Sarah Iselin, who was tapped by Gov. Deval Patrick to oversee the overhaul of the signup site, led a two-hour presentation to board members, laying out the plan. State officials have ruled out other options, such as using technology deployed in states like Connecticut and Rhode Island.
“Putting all the eggs in one basket” is too high-risk, she said. “The reality is, this is it,” she added.
The cost estimate for the dual-track plan is $121.1 million, and officials are working to determine how much will be funded by federal officials, Iselin said. Much of the money -- $55.9 million - is slated to go toward hCentive, a Virginia firm that has helped with similar websites in Kentucky and Colorado.
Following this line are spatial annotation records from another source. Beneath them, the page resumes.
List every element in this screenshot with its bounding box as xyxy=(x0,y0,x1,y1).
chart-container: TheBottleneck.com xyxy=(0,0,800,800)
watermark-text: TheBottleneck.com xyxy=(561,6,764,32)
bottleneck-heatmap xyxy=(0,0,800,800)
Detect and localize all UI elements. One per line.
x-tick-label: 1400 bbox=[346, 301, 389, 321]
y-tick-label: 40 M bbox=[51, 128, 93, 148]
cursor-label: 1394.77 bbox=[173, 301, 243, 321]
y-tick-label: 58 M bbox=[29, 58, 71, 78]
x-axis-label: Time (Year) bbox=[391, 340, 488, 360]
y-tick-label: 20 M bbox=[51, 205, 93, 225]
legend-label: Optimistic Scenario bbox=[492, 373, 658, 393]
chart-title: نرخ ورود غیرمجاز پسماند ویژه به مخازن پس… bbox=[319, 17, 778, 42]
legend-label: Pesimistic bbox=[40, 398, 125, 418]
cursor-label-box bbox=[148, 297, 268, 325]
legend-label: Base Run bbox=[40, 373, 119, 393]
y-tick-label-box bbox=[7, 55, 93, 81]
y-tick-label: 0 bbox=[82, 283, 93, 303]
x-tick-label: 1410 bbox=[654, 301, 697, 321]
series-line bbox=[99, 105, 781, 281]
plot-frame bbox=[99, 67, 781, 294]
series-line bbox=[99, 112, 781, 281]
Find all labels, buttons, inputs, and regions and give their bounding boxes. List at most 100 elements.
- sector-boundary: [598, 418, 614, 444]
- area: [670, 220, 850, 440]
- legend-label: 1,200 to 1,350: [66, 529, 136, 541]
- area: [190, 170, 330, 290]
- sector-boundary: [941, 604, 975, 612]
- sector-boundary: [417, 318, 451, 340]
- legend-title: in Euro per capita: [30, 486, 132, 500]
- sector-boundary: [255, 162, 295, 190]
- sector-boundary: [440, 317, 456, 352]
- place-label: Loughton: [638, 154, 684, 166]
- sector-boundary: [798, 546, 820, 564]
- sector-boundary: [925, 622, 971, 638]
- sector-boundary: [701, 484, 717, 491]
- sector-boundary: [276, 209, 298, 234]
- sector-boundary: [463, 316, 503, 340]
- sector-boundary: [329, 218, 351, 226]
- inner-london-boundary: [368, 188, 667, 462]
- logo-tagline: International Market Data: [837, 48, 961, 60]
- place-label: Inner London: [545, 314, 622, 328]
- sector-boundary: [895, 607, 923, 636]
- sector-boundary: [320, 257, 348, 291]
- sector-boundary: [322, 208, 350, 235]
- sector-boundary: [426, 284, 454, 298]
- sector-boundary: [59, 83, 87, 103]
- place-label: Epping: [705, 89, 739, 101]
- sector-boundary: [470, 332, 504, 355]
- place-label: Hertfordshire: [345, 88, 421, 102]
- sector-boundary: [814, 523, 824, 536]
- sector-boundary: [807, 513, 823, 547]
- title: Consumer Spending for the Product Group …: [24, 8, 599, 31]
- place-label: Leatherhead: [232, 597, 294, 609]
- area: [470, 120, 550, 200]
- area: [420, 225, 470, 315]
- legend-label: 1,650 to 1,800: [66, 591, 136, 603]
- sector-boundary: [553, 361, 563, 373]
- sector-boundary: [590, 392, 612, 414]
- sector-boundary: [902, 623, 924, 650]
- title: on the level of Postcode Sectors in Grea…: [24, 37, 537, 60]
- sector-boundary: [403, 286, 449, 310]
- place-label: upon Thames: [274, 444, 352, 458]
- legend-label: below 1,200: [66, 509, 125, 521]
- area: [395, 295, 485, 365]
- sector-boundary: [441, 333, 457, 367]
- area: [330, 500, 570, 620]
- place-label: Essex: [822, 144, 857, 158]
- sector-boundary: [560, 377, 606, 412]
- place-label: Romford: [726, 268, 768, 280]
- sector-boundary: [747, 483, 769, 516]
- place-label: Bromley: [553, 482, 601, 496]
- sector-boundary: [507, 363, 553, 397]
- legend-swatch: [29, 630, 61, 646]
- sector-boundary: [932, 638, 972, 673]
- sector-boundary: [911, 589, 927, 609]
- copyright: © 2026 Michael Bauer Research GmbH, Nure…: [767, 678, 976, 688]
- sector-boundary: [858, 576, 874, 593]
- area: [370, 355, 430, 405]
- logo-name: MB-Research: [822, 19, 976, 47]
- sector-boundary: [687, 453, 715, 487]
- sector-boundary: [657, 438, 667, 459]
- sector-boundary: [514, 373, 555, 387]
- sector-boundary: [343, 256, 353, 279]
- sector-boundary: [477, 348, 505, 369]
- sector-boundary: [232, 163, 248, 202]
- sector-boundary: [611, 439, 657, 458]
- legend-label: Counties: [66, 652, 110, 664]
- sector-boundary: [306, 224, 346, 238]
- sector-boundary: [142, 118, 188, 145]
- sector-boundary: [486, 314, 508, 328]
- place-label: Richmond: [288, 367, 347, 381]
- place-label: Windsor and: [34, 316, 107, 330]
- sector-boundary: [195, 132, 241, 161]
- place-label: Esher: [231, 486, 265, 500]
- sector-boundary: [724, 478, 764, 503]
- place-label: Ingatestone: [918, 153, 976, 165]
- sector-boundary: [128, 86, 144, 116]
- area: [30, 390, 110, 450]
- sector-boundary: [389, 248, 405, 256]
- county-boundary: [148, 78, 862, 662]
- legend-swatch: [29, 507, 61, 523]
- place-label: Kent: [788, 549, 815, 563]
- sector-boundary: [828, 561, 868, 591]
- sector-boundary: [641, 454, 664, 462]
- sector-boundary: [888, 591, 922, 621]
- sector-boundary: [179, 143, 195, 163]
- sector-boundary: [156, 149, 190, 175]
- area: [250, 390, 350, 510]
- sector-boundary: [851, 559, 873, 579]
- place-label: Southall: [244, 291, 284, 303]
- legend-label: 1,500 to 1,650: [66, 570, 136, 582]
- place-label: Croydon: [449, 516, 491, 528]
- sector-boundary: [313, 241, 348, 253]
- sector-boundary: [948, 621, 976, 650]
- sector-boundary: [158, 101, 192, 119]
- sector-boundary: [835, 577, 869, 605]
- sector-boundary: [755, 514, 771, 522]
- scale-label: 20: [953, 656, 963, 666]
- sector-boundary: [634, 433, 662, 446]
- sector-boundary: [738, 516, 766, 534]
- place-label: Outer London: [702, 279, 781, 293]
The cost estimate assumes a steady state of 307,000 enrollees.
Iselin, who is returning to her private sector post at Blue Cross Blue Shield in early June, cautioned that the cost estimate was based on “best, reasonable guesses.” “There are still things we don’t know,” she said.
State officials are seeking to disentangle themselves from CGI, the contractor behind the current, troubled health care site that has frustrated scores of individuals trying to sign up for insurance.
Jean Yang, the Connector Authority’s executive director, said the two-pronged strategy to fix the site is “incredibly complex and aggressive.” “We are dying to work. We are literally in a race right now,” she said.